The Postmistress of Paris(7)



The discreet doctor in New York City assured Daddy and Mother that she was “still intact.” He couldn’t say why her courses had ceased, or whether she would be able to bear children. She’d sat silently as he answered her parents’ questions, imaging a future in which the most private parts of her body were forever opened up and examined by cold metal and cold hands. And she could still hear Daddy saying to her mother in their private train car from New York to Newport, “What I mean is, if Nanée might not be able to provide a man with an heir . . .” and Mother’s response, too, “A debutante ball is not a business transaction, for heaven’s sake. Your daughter’s inability to have children, if it comes to that, will not ruin your reputation for reliable goods.”

Still, within days, Daddy had made arrangements to send her to the Collegio Gazzolo, a finishing school in Italy run by a contessa they knew. Nanée had a proper brain in her head; she might have gone to Radcliffe or Wellesley or Smith, but she was given no choice. She was shipped off to Europe to master nothing more than good posture, how to wear a ball gown and set a menu, and the fine art of saying absolutely nothing of consequence while making the right kind of man feel important, so that he might marry her. “To work this wildness out of her system in private,” Daddy insisted to Mother, as if Nanée’s exile to a country where the family was less known might save him from shame. “That daughter of yours would rather be wild than broken,” he said. “Don’t you worry she’ll end up alone?”

Nanée was, it turned out, the least wild of the contessa’s girls, the only one who’d never gone the limit except in her imagination. Despite their influence, she behaved well enough that, when the year was over, her father wanted her to return home. She had in mind, though, to move to Paris—simply to defy him, he said. How did she imagine she would support herself?

But he agreed, finally, to a single year at the Sorbonne on the condition that she live with Danny’s family. That’s where she was when Daddy went into the hospital for a minor operation, and never recovered. November 3, 1928.

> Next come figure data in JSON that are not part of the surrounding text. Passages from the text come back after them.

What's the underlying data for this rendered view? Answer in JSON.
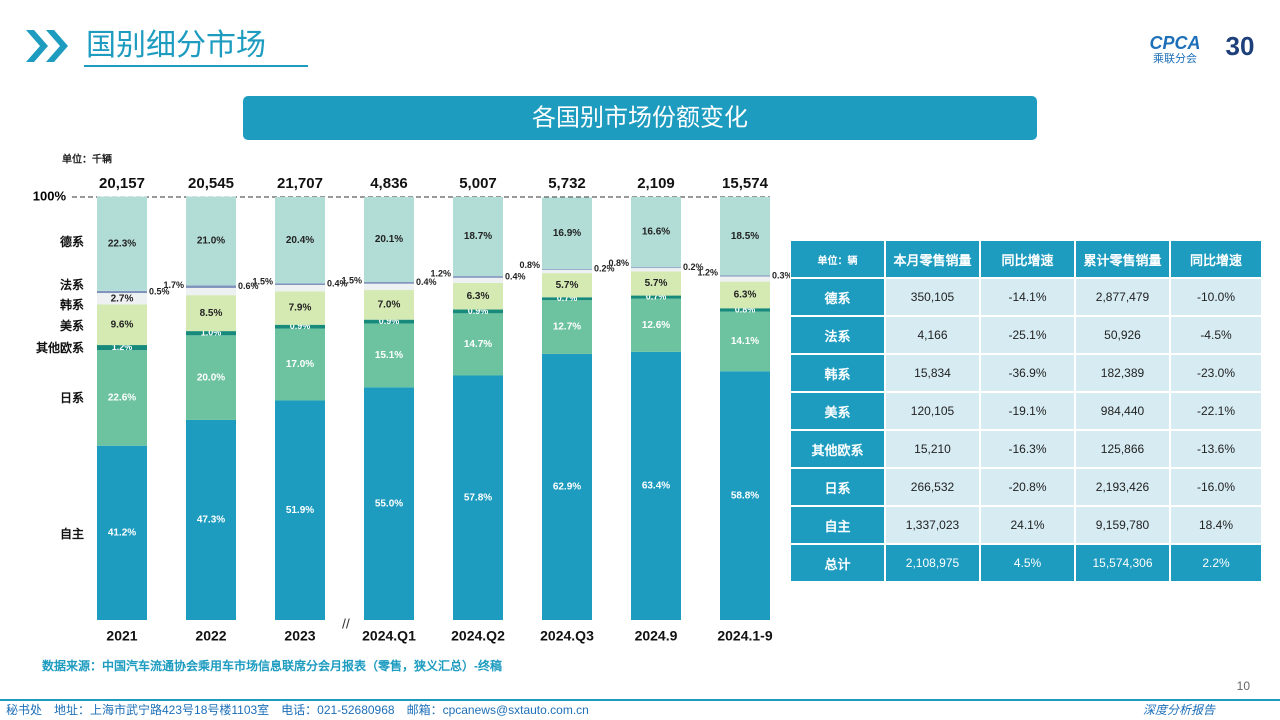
{
  "header": {
    "title": "国别细分市场",
    "logo": "CPCA",
    "logo_sub": "乘联分会",
    "anniversary": "30"
  },
  "chart_data": {
    "type": "stacked_bar",
    "title": "各国别市场份额变化",
    "unit": "单位：千辆",
    "categories": [
      "2021",
      "2022",
      "2023",
      "2024.Q1",
      "2024.Q2",
      "2024.Q3",
      "2024.9",
      "2024.1-9"
    ],
    "ylim": [
      0,
      100
    ],
    "yticks": [
      {
        "value": 100,
        "label": "100%"
      }
    ],
    "totals": {
      "values": [
        20157,
        20545,
        21707,
        4836,
        5007,
        5732,
        2109,
        15574
      ],
      "value_labels": [
        "20,157",
        "20,545",
        "21,707",
        "4,836",
        "5,007",
        "5,732",
        "2,109",
        "15,574"
      ]
    },
    "series": [
      {
        "name": "自主",
        "color": "#1d9cc0",
        "values": [
          41.2,
          47.3,
          51.9,
          55.0,
          57.8,
          62.9,
          63.4,
          58.8
        ],
        "value_labels": [
          "41.2%",
          "47.3%",
          "51.9%",
          "55.0%",
          "57.8%",
          "62.9%",
          "63.4%",
          "58.8%"
        ]
      },
      {
        "name": "日系",
        "color": "#6dc3a0",
        "values": [
          22.6,
          20.0,
          17.0,
          15.1,
          14.7,
          12.7,
          12.6,
          14.1
        ],
        "value_labels": [
          "22.6%",
          "20.0%",
          "17.0%",
          "15.1%",
          "14.7%",
          "12.7%",
          "12.6%",
          "14.1%"
        ]
      },
      {
        "name": "其他欧系",
        "color": "#178a7c",
        "values": [
          1.2,
          1.0,
          0.9,
          0.9,
          0.9,
          0.7,
          0.7,
          0.8
        ],
        "value_labels": [
          "1.2%",
          "1.0%",
          "0.9%",
          "0.9%",
          "0.9%",
          "0.7%",
          "0.7%",
          "0.8%"
        ]
      },
      {
        "name": "美系",
        "color": "#d5e9b3",
        "values": [
          9.6,
          8.5,
          7.9,
          7.0,
          6.3,
          5.7,
          5.7,
          6.3
        ],
        "value_labels": [
          "9.6%",
          "8.5%",
          "7.9%",
          "7.0%",
          "6.3%",
          "5.7%",
          "5.7%",
          "6.3%"
        ]
      },
      {
        "name": "韩系",
        "color": "#eef1f2",
        "values": [
          2.7,
          1.7,
          1.5,
          1.5,
          1.2,
          0.8,
          0.8,
          1.2
        ],
        "value_labels": [
          "2.7%",
          "1.7%",
          "1.5%",
          "1.5%",
          "1.2%",
          "0.8%",
          "0.8%",
          "1.2%"
        ]
      },
      {
        "name": "法系",
        "color": "#7f93bd",
        "values": [
          0.5,
          0.6,
          0.4,
          0.4,
          0.4,
          0.2,
          0.2,
          0.3
        ],
        "value_labels": [
          "0.5%",
          "0.6%",
          "0.4%",
          "0.4%",
          "0.4%",
          "0.2%",
          "0.2%",
          "0.3%"
        ]
      },
      {
        "name": "德系",
        "color": "#b2ddd6",
        "values": [
          22.3,
          21.0,
          20.4,
          20.1,
          18.7,
          16.9,
          16.6,
          18.5
        ],
        "value_labels": [
          "22.3%",
          "21.0%",
          "20.4%",
          "20.1%",
          "18.7%",
          "16.9%",
          "16.6%",
          "18.5%"
        ]
      }
    ]
  },
  "table": {
    "header": [
      "单位：辆",
      "本月零售销量",
      "同比增速",
      "累计零售销量",
      "同比增速"
    ],
    "rows": [
      [
        "德系",
        "350,105",
        "-14.1%",
        "2,877,479",
        "-10.0%"
      ],
      [
        "法系",
        "4,166",
        "-25.1%",
        "50,926",
        "-4.5%"
      ],
      [
        "韩系",
        "15,834",
        "-36.9%",
        "182,389",
        "-23.0%"
      ],
      [
        "美系",
        "120,105",
        "-19.1%",
        "984,440",
        "-22.1%"
      ],
      [
        "其他欧系",
        "15,210",
        "-16.3%",
        "125,866",
        "-13.6%"
      ],
      [
        "日系",
        "266,532",
        "-20.8%",
        "2,193,426",
        "-16.0%"
      ],
      [
        "自主",
        "1,337,023",
        "24.1%",
        "9,159,780",
        "18.4%"
      ],
      [
        "总计",
        "2,108,975",
        "4.5%",
        "15,574,306",
        "2.2%"
      ]
    ]
  },
  "source": "数据来源：中国汽车流通协会乘用车市场信息联席分会月报表（零售，狭义汇总）-终稿",
  "footer": {
    "address": "秘书处　地址：上海市武宁路423号18号楼1103室　电话：021-52680968　邮箱：cpcanews@sxtauto.com.cn",
    "page": "10",
    "report": "深度分析报告"
  }
}
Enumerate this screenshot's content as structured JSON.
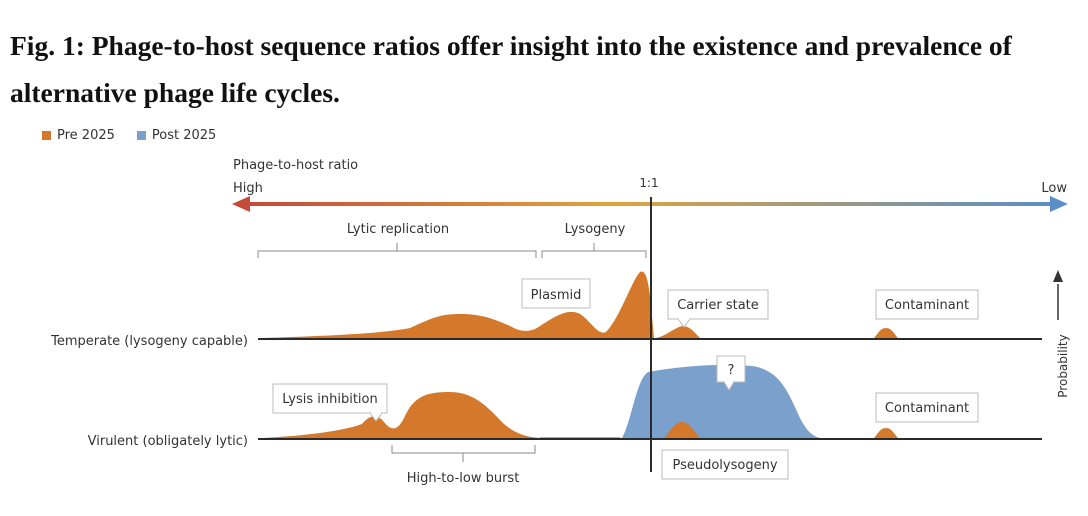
{
  "figure": {
    "title_line1": "Fig. 1: Phage-to-host sequence ratios offer insight into the existence and prevalence of",
    "title_line2": "alternative phage life cycles."
  },
  "legend": {
    "pre": {
      "label": "Pre 2025",
      "color": "#d4782c"
    },
    "post": {
      "label": "Post 2025",
      "color": "#7aa0cc"
    }
  },
  "axis": {
    "title": "Phage-to-host ratio",
    "high_label": "High",
    "low_label": "Low",
    "center_label": "1:1",
    "gradient_colors": [
      "#c44a3a",
      "#e0a33c",
      "#5a8ec9"
    ]
  },
  "brackets": {
    "lytic": "Lytic replication",
    "lysogeny": "Lysogeny",
    "burst": "High-to-low burst"
  },
  "rows": {
    "temperate": "Temperate (lysogeny capable)",
    "virulent": "Virulent (obligately lytic)"
  },
  "probability_label": "Probability",
  "callouts": {
    "plasmid": "Plasmid",
    "carrier_state": "Carrier state",
    "contaminant_top": "Contaminant",
    "lysis_inhibition": "Lysis inhibition",
    "question": "?",
    "contaminant_bottom": "Contaminant",
    "pseudolysogeny": "Pseudolysogeny"
  },
  "line_color": "#2a2a2a"
}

There was no Pan Am Clipper flying boat yet, no way to get home other than by a long sea journey to New York and a train on to Chicago. Mother told her not to come, that Daddy would be deep in the ground before she was halfway across the Atlantic. Nanée saw now that her mother had felt free for the first time since her wedding day, and didn’t want her daughter to see that truth hidden behind her widow’s veil. Perhaps Mother imagined Nanée would feel the same unseemly sense of freedom. Perhaps that was some part of what she had felt, some part of the reason she didn’t rush home.

Mother instead came to Paris. She took rooms at the H?tel Meurice, and Nanée moved in with her. Nanée liked it at first, dressing up in evening clothes and jewels, going to places like Bricktop’s or Le Boeuf sur le Toit, where the headwaiter always found room for them. But she’d tired of it by the time her brothers joined them to ski that next Christmas. Or perhaps she’d tired of Misha, an ousted White Russian count looking for an American heiress to restore him to wealth, with whom her mother liked to go out clubbing and get drunk and fight.

They skied in St. Moritz, Nanée surprisingly taking to this sport that required her to be out all day in the cold. She stayed until spring, long after Mother returned to the States with her White Russian, who, being a count from a country that no longer allowed royalty, was welcomed into American society with a ball thrown by friends. That was when Nanée had taken her own first lover, after her mother’s second wedding. She didn’t return for that either. She continued skiing in the Swiss Alps while her mother and Misha settled into the comfortable life Daddy had made, and she climbed into bed with a fellow she imagined she loved. Nanée’s taste in men was as bad as her mother’s, though, and she lacked the sense Mother had to settle down with just one lout who, being a count, hadn’t caused a scandal the way Nanée would were she to marry anyone other than a boy from the right kind of family, from Evanston or Newport or New York. But then Evanston Rules were more forgiving of the second love of a wealthy older widow than they were of a daughter with prospects on her first trip down the aisle.

T SET THE Exquisite Corpse sketch on Nanée’s desk, beside the photograph of Nanée in her flight gear that another of her charming louts had sent her. Was it her head Edouard had drawn? The flight goggles and scarf, yes, but an artist as talented as he was could draw a head that was unmistakably Nanée’s if he meant to. Not that she’d known that was what he’d drawn before she, with his part of the creature folded away, unmistakably drew Edouard’s nearly naked lower half.

“He drew my head in a birdcage,” she repeated, hearing his voice again, obsession, anxiety, even fetish. Yet what she’d felt when saw the sketch was, oddly, understood. As if he could see how she so often felt, looking out at the world through a gilded cage in which she’d managed to pry the door open but was somehow unable to leave.

“Anyway,” she said, “you can’t get a man by letting him believe you’re attracted to him.” It was the contessa’s admonition—Non puoi procurarti un uomo facendogli credere che sei attratta da lui—invariably delivered with her insistence that the girls marry in their “own class,” since only wealthy, socially suitable men could be presumed to marry them for love rather than for their fortunes.